Akupunktur ist hier mehr als ein Placebo
Heidelberger Wissenschaftler mit dem Deutschen Akupunkturpreis 2007 ausgezeichnet
Dr. Annette Tuffs
Patienten mit Darmbeschwerden können von Akupunktur profitieren: Beim sogenannten Reizdarmsyndrom beeinflusst die Behandlung mit Akupunkturnadeln das für lebenswichtige Körperfunktionen wie Blutdruck und Atmung zuständige vegetative Nervensystem und geht mit Stressabbau einher.

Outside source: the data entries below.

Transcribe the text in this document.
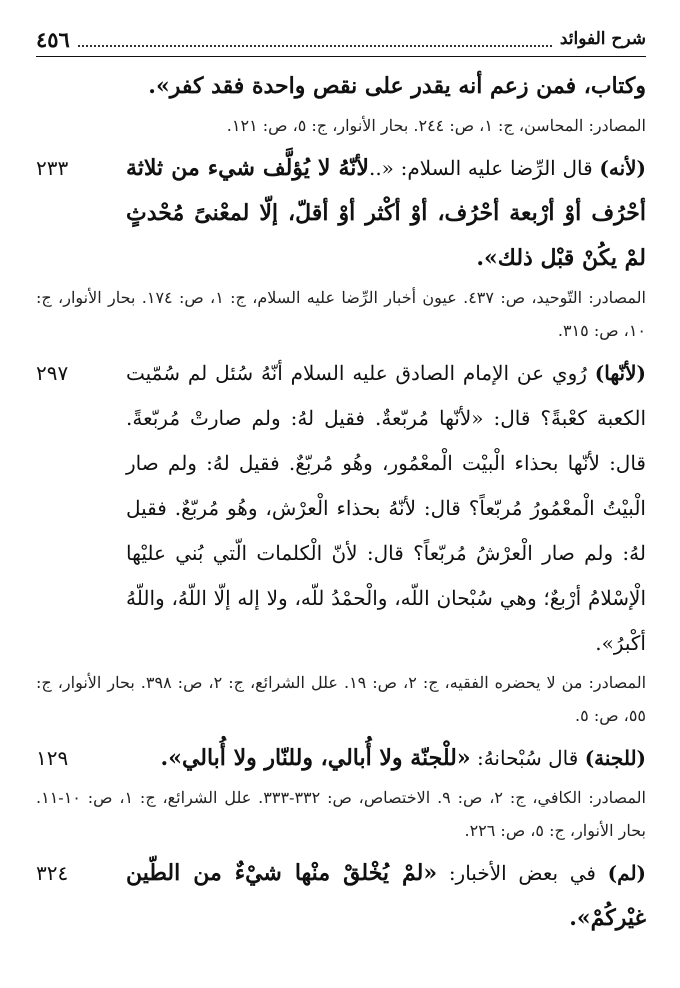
شرح الفوائد
٤٥٦
وكتاب، فمن زعم أنه يقدر على نقص واحدة فقد كفر».
المصادر: المحاسن، ج: ١، ص: ٢٤٤. بحار الأنوار، ج: ٥، ص: ١٢١.
٢٣٣	(لأنه) قال الرِّضا عليه السلام: «..لأنّهُ لا يُؤلَّف شيء من ثلاثة أحْرُف أوْ أرْبعة أحْرُف، أوْ أكْثر أوْ أقلّ، إلّا لمعْنىً مُحْدثٍ لمْ يكُنْ قبْل ذلك».
المصادر: التّوحيد، ص: ٤٣٧. عيون أخبار الرِّضا عليه السلام، ج: ١، ص: ١٧٤. بحار الأنوار، ج: ١٠، ص: ٣١٥.
٢٩٧	(لأنّها) رُوي عن الإمام الصادق عليه السلام أنّهُ سُئل لم سُمّيت الكعبة كعْبةً؟ قال: «لأنّها مُربّعةٌ. فقيل لهُ: ولم صارتْ مُربّعةً. قال: لأنّها بحذاء الْبيْت الْمعْمُور، وهُو مُربّعٌ. فقيل لهُ: ولم صار الْبيْتُ الْمعْمُورُ مُربّعاً؟ قال: لأنّهُ بحذاء الْعرْش، وهُو مُربّعٌ. فقيل لهُ: ولم صار الْعرْشُ مُربّعاً؟ قال: لأنّ الْكلمات الّتي بُني عليْها الْإسْلامُ أرْبعٌ؛ وهي سُبْحان اللّه، والْحمْدُ للّه، ولا إله إلّا اللّهُ، واللّهُ أكْبرُ».
المصادر: من لا يحضره الفقيه، ج: ٢، ص: ١٩. علل الشرائع، ج: ٢، ص: ٣٩٨. بحار الأنوار، ج: ٥٥، ص: ٥.
١٢٩	(للجنة) قال سُبْحانهُ: «للْجنّة ولا أُبالي، وللنّار ولا أُبالي».
المصادر: الكافي، ج: ٢، ص: ٩. الاختصاص، ص: ٣٣٢-٣٣٣. علل الشرائع، ج: ١، ص: ١٠-١١. بحار الأنوار، ج: ٥، ص: ٢٢٦.
٣٢٤	(لم) في بعض الأخبار: «لمْ يُخْلقْ منْها شيْءٌ من الطّين غيْركُمْ».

Diese positive Wirkung tritt unter einer Placebo-Behandlung nicht auf.
Für dieses innovative Forschungsergebnis wurde Dr. Antonius Schneider, Facharzt in der Abteilung für Allgemeinmedizin und Versorgungsforschung des Universitätsklinikum Heidelberg, und sein Team mit dem Deutschen Akupunkturpreis 2007 in der Kategorie "beste Forschungsarbeit" ausgezeichnet. Der Preis wird jährlich von der Deutschen Ärztegesellschaft für Akupunktur e.V. verliehen und ist mit 5.000 Euro dotiert.
Unter einem Reizdarmsyndrom leiden etwa fünf Prozent der Bevölkerung. Die Krankheitsursache ist nicht bekannt; auch ist sich die Medizin nicht einig, ob und inwieweit die Psyche dabei eine Rolle spielt. Die Patienten klagen über ein schmerzhaftes Spannungsgefühl im Bauch sowie über - im Wechsel mit Verstopfung auftretenden - Durchfall, der länger als sechs Monate anhält. Eine wirksame Behandlung gibt es bislang noch nicht.
Höhere Lebensqualität auch bei simulierter Akupunktur
In ihrer Studie gingen die Heidelberger Wissenschaftler zunächst der Frage nach, ob ein Akupunkturverfahren die Lebensqualität der Patienten mit einem Reizdarmsyndrom positiv beeinflusst. Anhand eines speziellen Fragebogens wurden z.B. die Auswirkungen auf Schmerzen, die Tagesaktivität, den Schlaf und die Verdauung untersucht.
Die Probanden erhielten entweder eine "echte" (Verum-)Akupunktur oder eine Schein(Placebo)-Anwendung, die von dem Heidelberger Anästhesisten Dr. Konrad Streitberger entwickelt wurde: Bei diesem technischen Kunstgriff wird die Akupunktur nur simuliert, ohne dass Muskelzellen und Nerven von der Nadelspitze in der Tiefe berührt werden.
"Die Lebensqualität der Patienten verbesserte sich in beiden Behandlungsgruppen, ohne dass zwischen ihnen ein wesentlicher Unterschied festgestellt werden konnte", fasst Dr. Antonius Schneider das erste Ergebnis der Studie zusammen. In diesem Punkt scheint die Wirkung der Akupunktur auf psychische Faktoren zurückzuführen zu sein - man spricht auch von einem so genannten Placebo-Effekt. Eine Übereinstimmung von Verum- und Placebogruppe kann generell bei Behandlungen festgestellt werden, die der Patient für sich als intensiv und zuwendend erlebt.